S[mith] Thompson to MVB, [c4 May 1816]
My Dear Sir
In answer to your letter of yesterday I can only give you rather general information. Our prospects are favorable from every quarter. Increased majorities compared with the last Governor election. In Albany K. has 602 majority. You have 26 less than the other Republican candidates. This shameful under handed attack upon you, you will see has had but very little effect. It is a little difficult at present to say precisely, how and where this opposition originated time will disclose the whole. The persons principally concerned openly, as I understand have been <Js> Isiah Townsend, Van Ness and I believe Parker. It is said however, that it is a Clintonian opposition. Judge. S. Bloodgood & Jenkins &c did not oppose you.
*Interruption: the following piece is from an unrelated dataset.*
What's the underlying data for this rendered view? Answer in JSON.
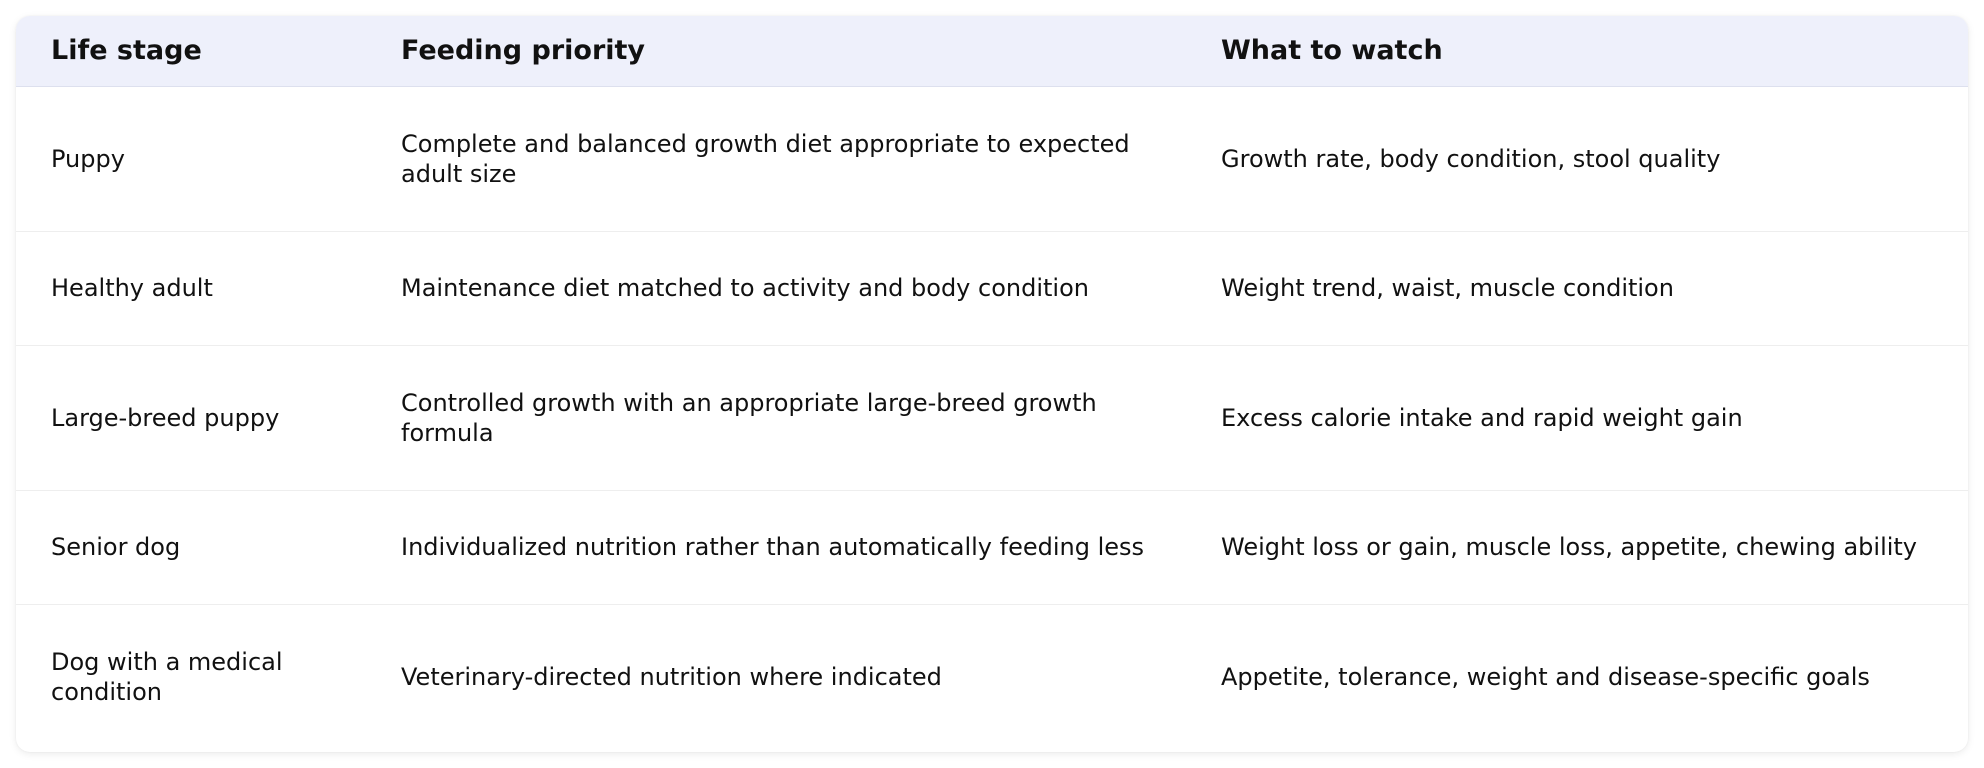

The Judge discountenanced the <ttack> from the beginning he assures me. In Renssalear K. majority is about 500. I saw Skinner a few minutes on the dock—says Washington as far as heard from, does well the probability is our assembly ticket will be elected. So also in Saratoga. Governor majority about 500 probably. Taylor runs heavy. <illegible> will probably be elected. In Schenectady T. majority a little rising 100. Our assembly <in>. Richard Lansing from Utica (a federalist) says on his way through Herkimer & Montgomery. There is understood to be an increased Republican majority. In Montgomery it is understood our assembly & Congressional ticket have both succeeded. This is I believe about all I have heard—and you have it, as I have received it, and can give it such weight as you think it deserves. There can be no doubt of the Governor election by a greater majority than before. How far the provision that has been secretly prepared for you has spread, I cant say. It has had no effect in Albany County except in the City, You have doubtless heard the ostensible objections assigned. Whether these are the real ones may be questionable. With respect to lodgings in New York, I am rather afloat Mr. B. & A. I believe have seperated, and leave the house in Broad way. The latter takes a house in the battery—and the former had not got a house, when I left N.Y. I think I shall go to Mrs Keeses. If you dont come down on monday and wish me to engage a room there for you, drop me a line.